Last week, beneath a photograph of Zoe glowing in the light of a blazing birthday cake, Ms Saunders wrote "Can't believe It's all most your birthday and your not here [sic]".
On Thursday, a picture of a grinning Zoe aged about four was added to the page and on Friday, the family received the news that the man who destroyed their lives has pleaded guilty to murder.
It was a warm Saturday evening in Wangaratta when Ms Saunders and her partner invited friends around for drinks.
Bowe Maddigan, 29, was new in town and not long out of a Victorian prison where he had served time for drug charges.
Maddigan had met Ms Saunders, who worked at Wangaratta's Big W, a week earlier through a mutual friend.
On the Saturday night, Ms Saunders and her partner were having friends around for drinks - not an uncommon occurrence - although supporters of the family were later to deny one neighbour's description of the Inchbold home as "a party house".
In evidence later given at Wangaratta Local Court, Ms Saunders and her guests enjoyed a marathon drinking and cannabis session that lasted well into the morning of Zoe's rape and murder.
Ms Saunders said she had engaged in conversation with Maddigan, who she described as "very deep" and "artistic".
She said he had been drinking and smoking cannabis, jumping from topic to topic as they talked in the hours before the murder.
When Ms Saunders went to bed at 7am on Sunday, October 25, she had been drinking bourbon and coke for almost 12 hours.
At 11am, she awoke and went into her daughter's bedroom and found Zoe's dead body. Bowe Maddigan had left the house.
Neighbours heard a scream, and then police and an ambulance arrived.
Medical examiners would find that Zoe had been sexually penetrated before she was killed.
Meanwhile, police had been called to the Hume Highway near Glenrowan, 16km south of Wangaratta, where a dishevelled and barefoot man had been seen wandering along the highway.
Maddigan was shoeless and wearing cargo pants and a singlet and behaving erratically when police and paramedics picked him up about a kilometre south of Glenrowan's BP service station.

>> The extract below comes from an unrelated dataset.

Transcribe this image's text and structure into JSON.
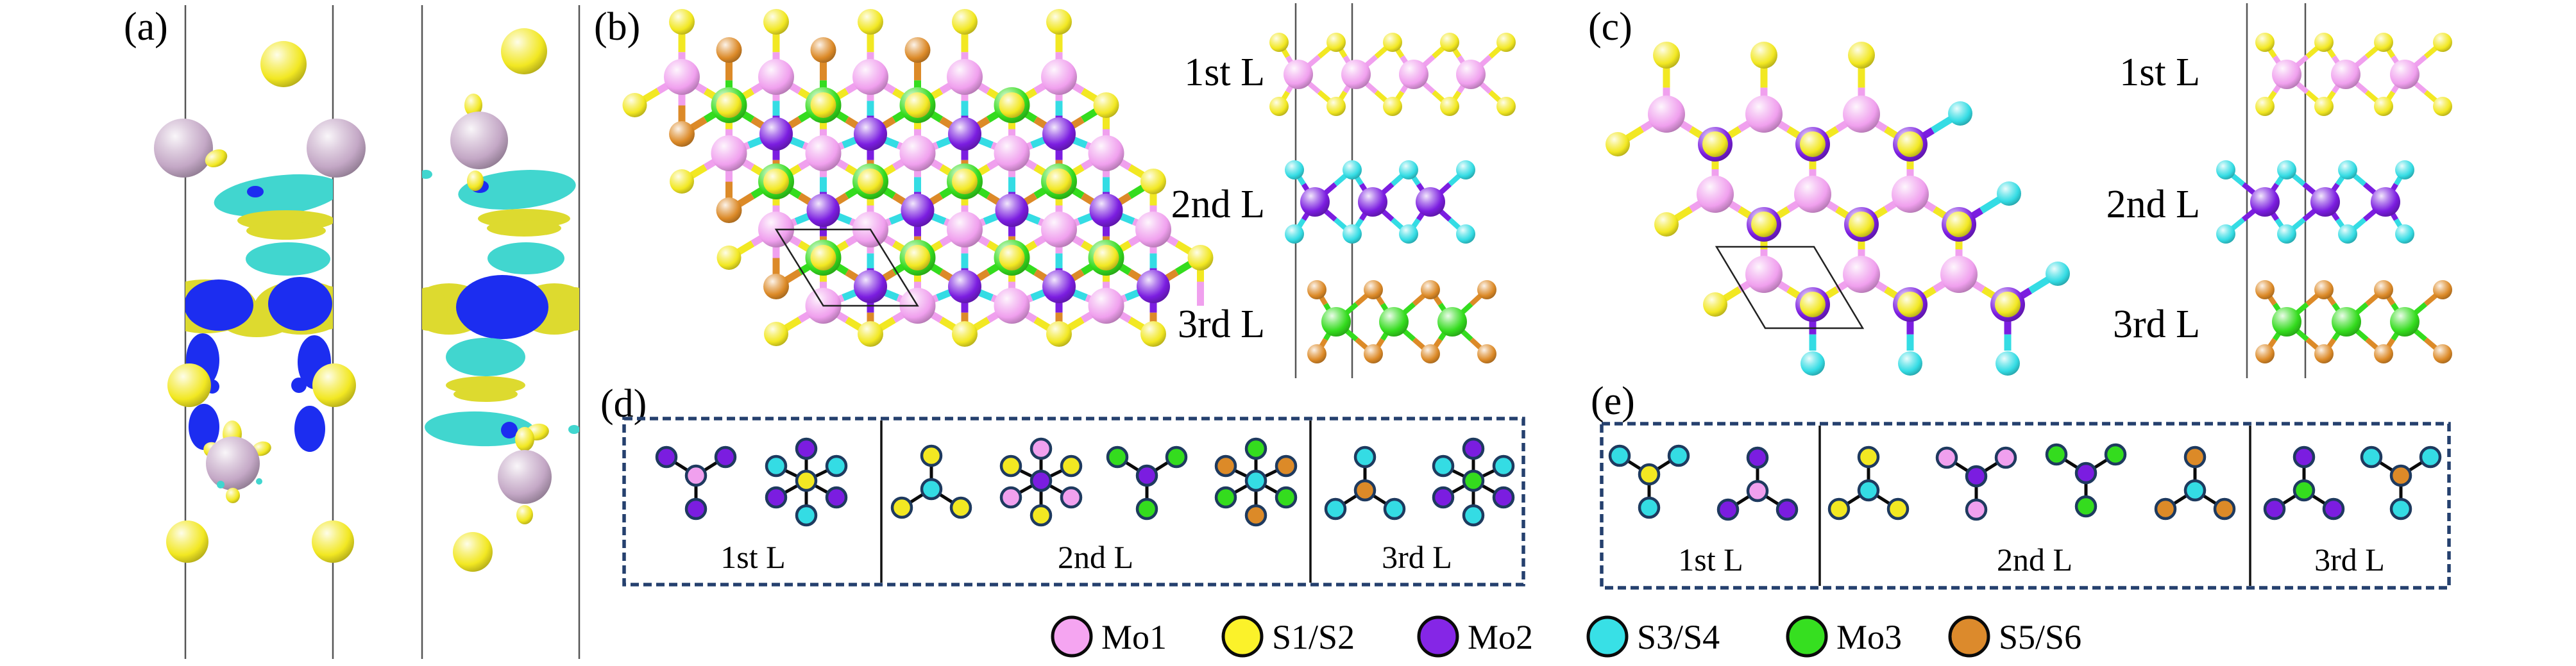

He was admitted to Wangaratta's Kerferd psychiatric clinic and, later, when police made the link between Maddigan and the murder of Zoe Buttiegieg at the Inchbold Street house, he was placed under police guard.
Maddigan made his first appearance in Wangaratta court four days later, arriving in the back of a police paddy wagon from which he screamed "F**k you. Die in hell, you dog" to waiting media.
For Zoe's family, her absence has been a living hell, which Maddigan's guilty plea may do little to end.
Ms Saunders has posted photographs of Zoe with her father, who tragically died suddenly in an accident six years ago.
On January 27 this year, she posted a photograph of her daughter sitting between two friends with four emoticon hearts and the words, "a very special photo, my last day with my beautiful girl".